MR. MCLAUGHLIN: Do you think that this argues -- first of all, he's got to have the elections take place in January. If he has the elections take place in January, he can begin a phased, staggered draw-down of troops. Is that the political answer to this for Bush?

MR. VERVERS: He's not going to be able to stop spending money on it.

MR. MCLAUGHLIN: Issue Four: The Clinton Library.

SEN. HILLARY RODHAM CLINTON (D-NY): (From videotape.) The building is like my husband. It's open, it's expansive, it's welcoming, it's filled with life.

FORMER PRESIDENT BILL CLINTON: (From videotape.) A British magazine said it looked like a glorified house trailer. And I thought, "Well, that's about me. You know, I'm a little red and a little blue."

MR. MCLAUGHLIN: President Clinton opened his $165 million library called the Clinton Presidential Center in Little Rock this week. Inside the library, 2 million photographs, 80 million documents, 21 million e-mails, 80,000 artifacts. On hand at the dedication, thousands of the Democratic faithful and foreign and domestic dignitaries, including ex-presidents.

PRESIDENT BUSH: (From videotape.) The president is not the kind to give up a fight. His staffers were known to say, "If Clinton were the Titanic, the iceberg would sink."

MR. MCLAUGHLIN: Hollywood glitterati and rock stars also added to the festivities.

Here's a line from the library's exhibit on the Clinton impeachment. Quote: "The impeachment battle was not about the Constitution or the rule of law but was instead about a quest for power. The president's
opponents could not win at the ballot box," unquote.

Eleanor, you think that's a fair estimate, don't you?

MS. CLIFT: Well, first of all, I was there with the Democratic faithful. I was there as a reporter. I got lots of Arkansas mud on my shoes. It was really a messy day. But Al Gore said to the president afterwards that 30 years ago it rained at Woodstock and people are still
talking about the concert, so forget the rain.
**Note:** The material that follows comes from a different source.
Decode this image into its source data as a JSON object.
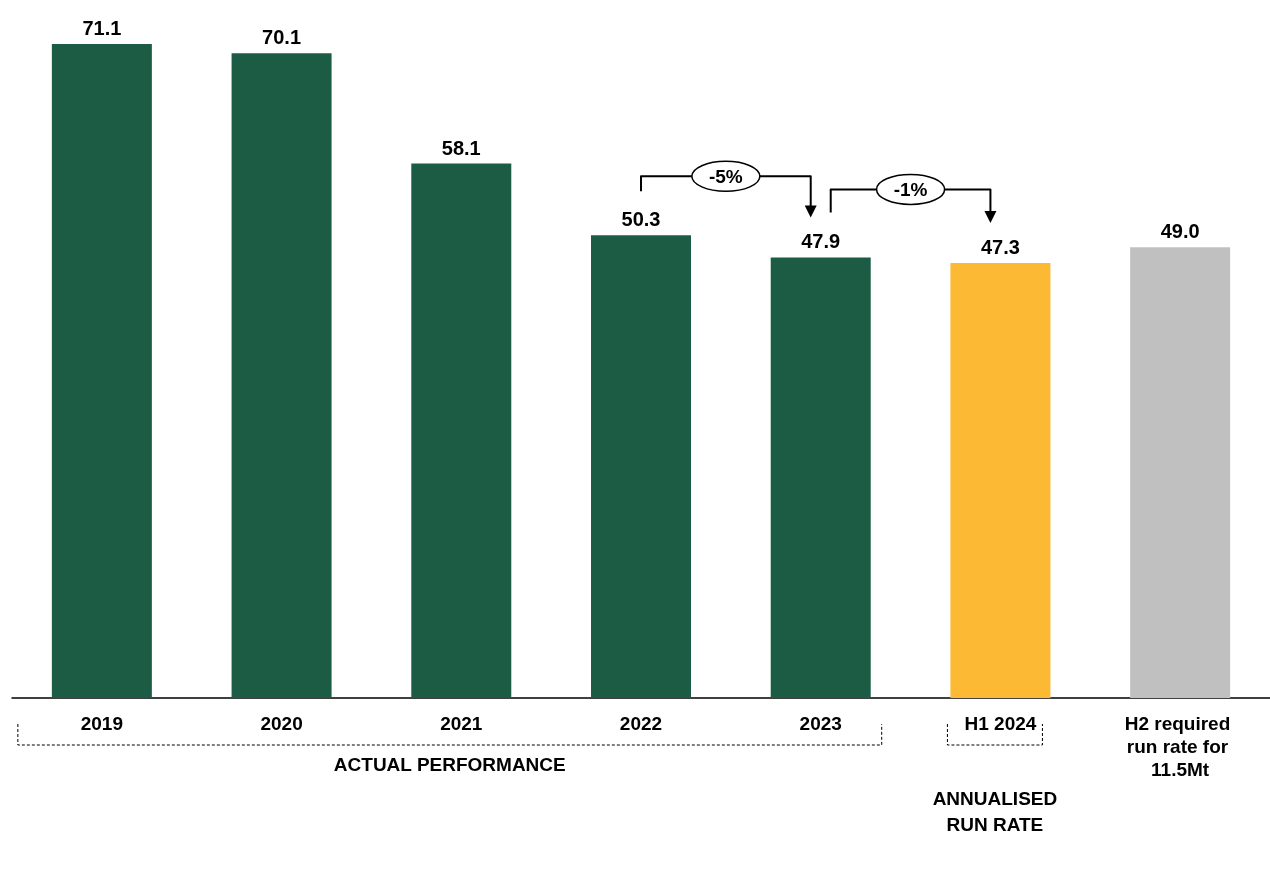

Look, I think the exhibit is entirely appropriate. By 1998, there were seven independent counsels of the Clinton administration spending $100 million, Ken Starr $70 million, he alone, resulting in one indictment
for public misconduct.

Let the public decide. Let the tourists decide whether this was an appropriate use of time and money.

MR. MCLAUGHLIN: Did you take note -- I don't know whether you saw the video -- but the president was sitting next to the president, Clinton next to Bush, and Clinton looked irate. Did you notice any of that?

MR. BLANKLEY: Yes, I saw that.

MS. CLIFT: No.

MR. BLANKLEY: He was glaring. He was just staring.

MR. MCLAUGHLIN: It was kind of puzzling. Maybe he was detached and thinking about his remarks. Maybe he was -- you know, it was very troubling, I'm sure, that it was raining a lot.

MR. BLANKLEY: Raining.

MS. CLIFT: It was raining. It was really --

MR. MCLAUGHLIN: What about the legacy of Bill Clinton?

MS. CLIFT: The presidents were all very gracious.

MR. MCLAUGHLIN: Forced prediction: When will Rumsfeld be out?

MR. BUCHANAN: By D-Day -- June 6th.

MR. MCLAUGHLIN: Eleanor.

MS. CLIFT: I think he's got another year in him.

MR. MCLAUGHLIN: Tony.

MR. BLANKLEY: Not determined. It could be quite a while.

MR. MCLAUGHLIN: Vaughn.

MR. VERVERS: Thanksgiving next year.

MR. MCLAUGHLIN: July 4th next year. Happy Thanksgiving. Gobble, Gobble.